Tantangan Pelestarian Nyale
Tradisi Nyale menghadapi tantangan yang sama dengan banyak warisan budaya lainnya: perubahan generasi dan perubahan cara masyarakat memandang tradisi. Sebuah penelitian bahkan mencatat adanya persoalan berupa semakin hilangnya sebagian makna ritual Nyale dalam pelaksanaannya. Hal tersebut menunjukkan bahwa mempertahankan kegiatan secara fisik belum tentu cukup. Masyarakat mungkin masih menangkap nyale setiap tahun, tetapi apabila generasi muda tidak lagi memahami alasan, simbol, dan cerita di baliknya, tradisi tersebut dapat perlahan kehilangan kedalaman. Karena itu, dokumentasi dan pendidikan budaya menjadi penting.

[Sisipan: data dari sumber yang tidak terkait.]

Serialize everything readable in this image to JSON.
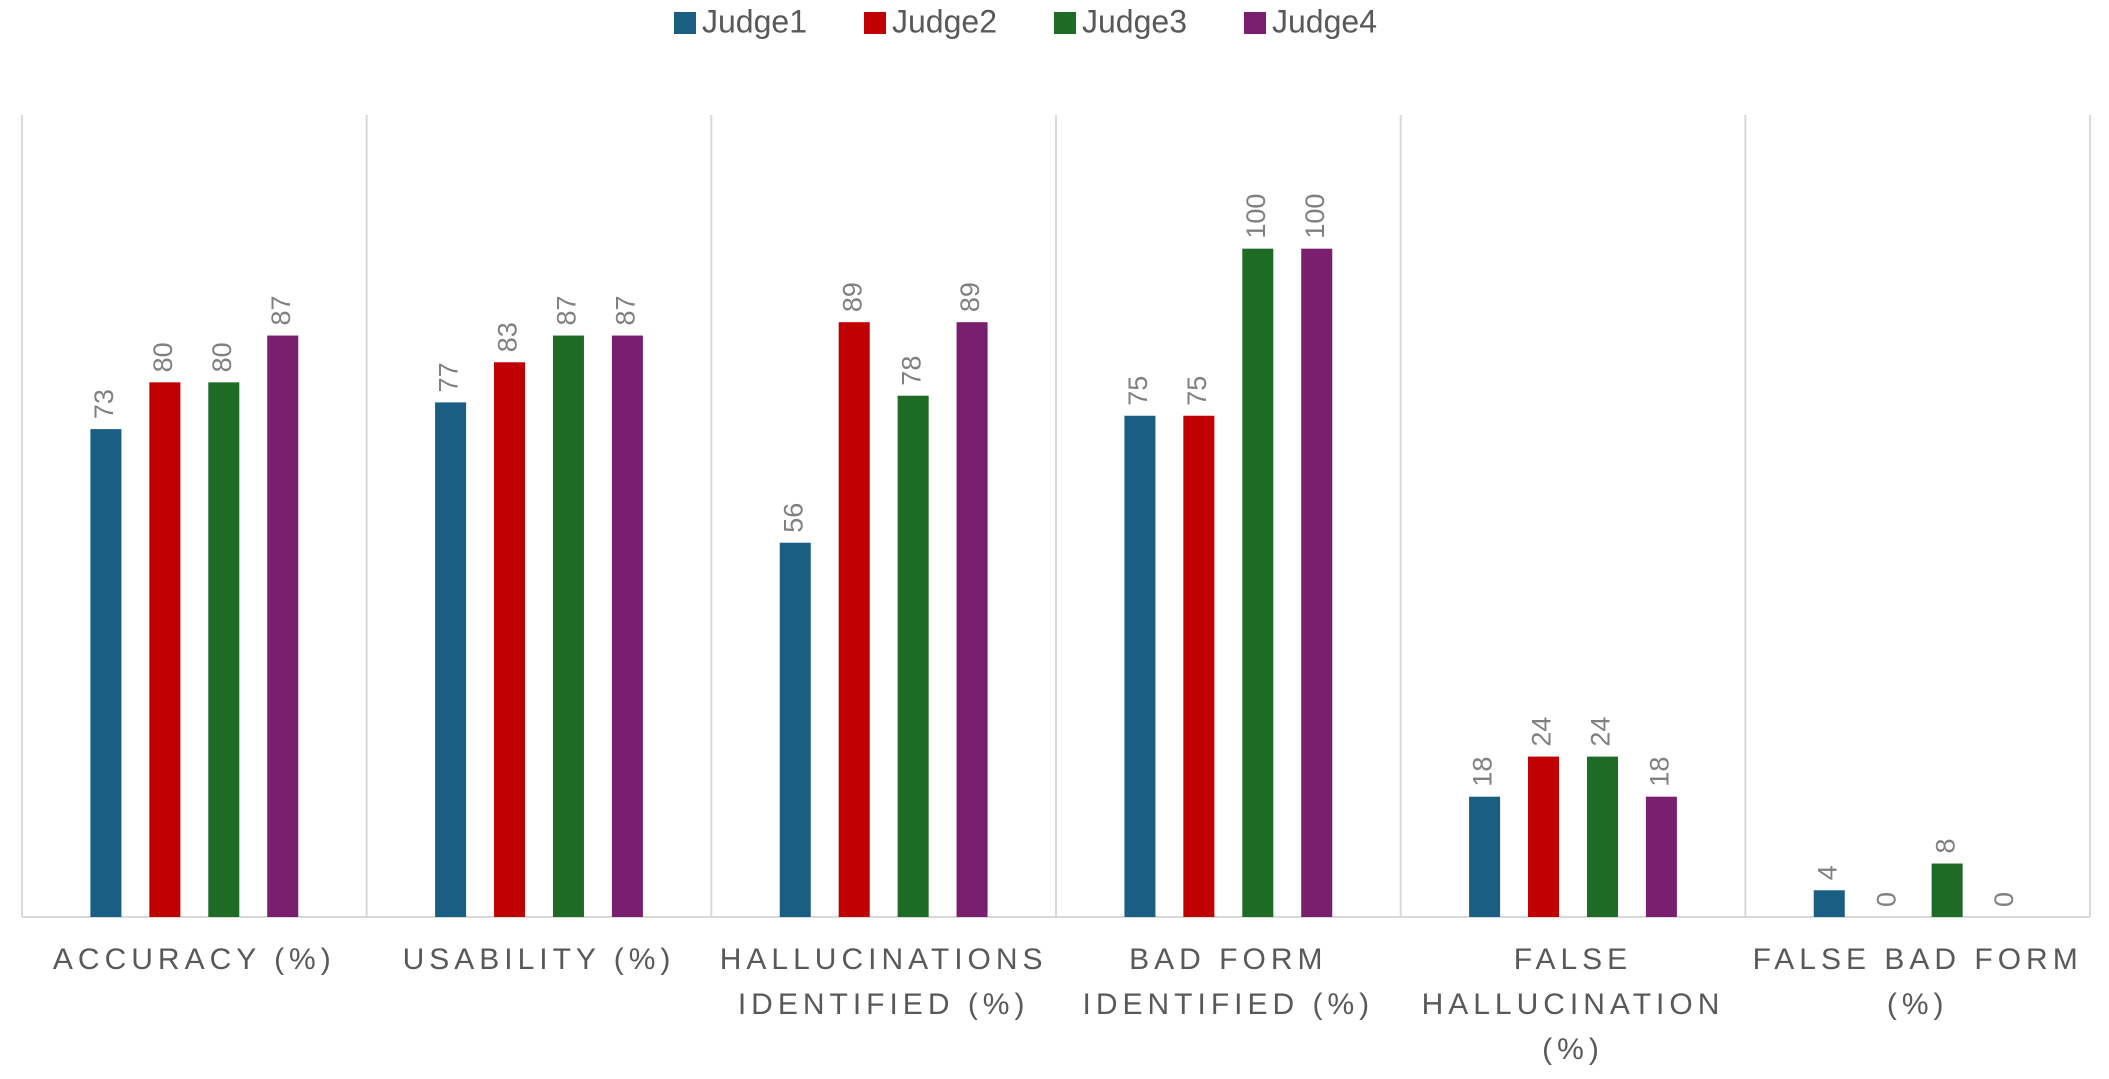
{
  "chart_data": {
    "type": "bar",
    "categories": [
      "ACCURACY (%)",
      "USABILITY (%)",
      "HALLUCINATIONS IDENTIFIED (%)",
      "BAD FORM IDENTIFIED (%)",
      "FALSE HALLUCINATION (%)",
      "FALSE BAD FORM (%)"
    ],
    "series": [
      {
        "name": "Judge1",
        "color": "#1b5e84",
        "values": [
          73,
          77,
          56,
          75,
          18,
          4
        ]
      },
      {
        "name": "Judge2",
        "color": "#c00000",
        "values": [
          80,
          83,
          89,
          75,
          24,
          0
        ]
      },
      {
        "name": "Judge3",
        "color": "#1e6b26",
        "values": [
          80,
          87,
          78,
          100,
          24,
          8
        ]
      },
      {
        "name": "Judge4",
        "color": "#7a1f6e",
        "values": [
          87,
          87,
          89,
          100,
          18,
          0
        ]
      }
    ],
    "ylim": [
      0,
      120
    ],
    "legend": "top"
  }
}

Menjaga Hubungan antara Laut dan Daratan
Nyale menarik karena menghubungkan dua dunia yang sering dianggap berbeda. Di satu sisi terdapat laut dengan siklus biologisnya. Di sisi lain terdapat masyarakat agraris yang menunggu musim tanam dan berharap mendapatkan hasil panen yang baik. Tradisi Nyale mempertemukan keduanya. Kemunculan organisme laut menjadi bagian dari kalender budaya masyarakat daratan. Ini menunjukkan bagaimana masyarakat tradisional tidak selalu memisahkan manusia dan lingkungan secara tegas. Kehidupan manusia dipahami sebagai bagian dari sistem alam yang lebih luas.
Kesimpulan
Nyale Sumba adalah tradisi yang memperlihatkan bagaimana masyarakat membaca alam sekaligus menjaga hubungan dengan leluhur, komunitas, dan kehidupan pertanian. Kemunculan cacing laut yang berlangsung secara musiman menjadi bagian penting dari rangkaian adat sebelum Pasola. Di balik kegiatan sederhana mencari nyale terdapat pengetahuan tentang alam, sistem kepercayaan, kebersamaan, serta harapan terhadap kesuburan dan hasil panen. Tradisi ini juga mengajarkan bahwa warisan budaya tidak selalu berbentuk benda yang dapat disimpan di museum. Kadang-kadang, warisan tersebut hadir dalam kemampuan manusia membaca tanda-tanda alam dan meneruskan pengetahuan itu kepada generasi berikutnya. Bagi masyarakat Sumba, nyale bukan hanya makhluk kecil yang muncul dari laut. Ia menjadi bagian dari penanda kehidupan—sebuah pengingat bahwa manusia, alam, leluhur, dan masa depan memiliki hubungan yang tidak dapat dipisahkan.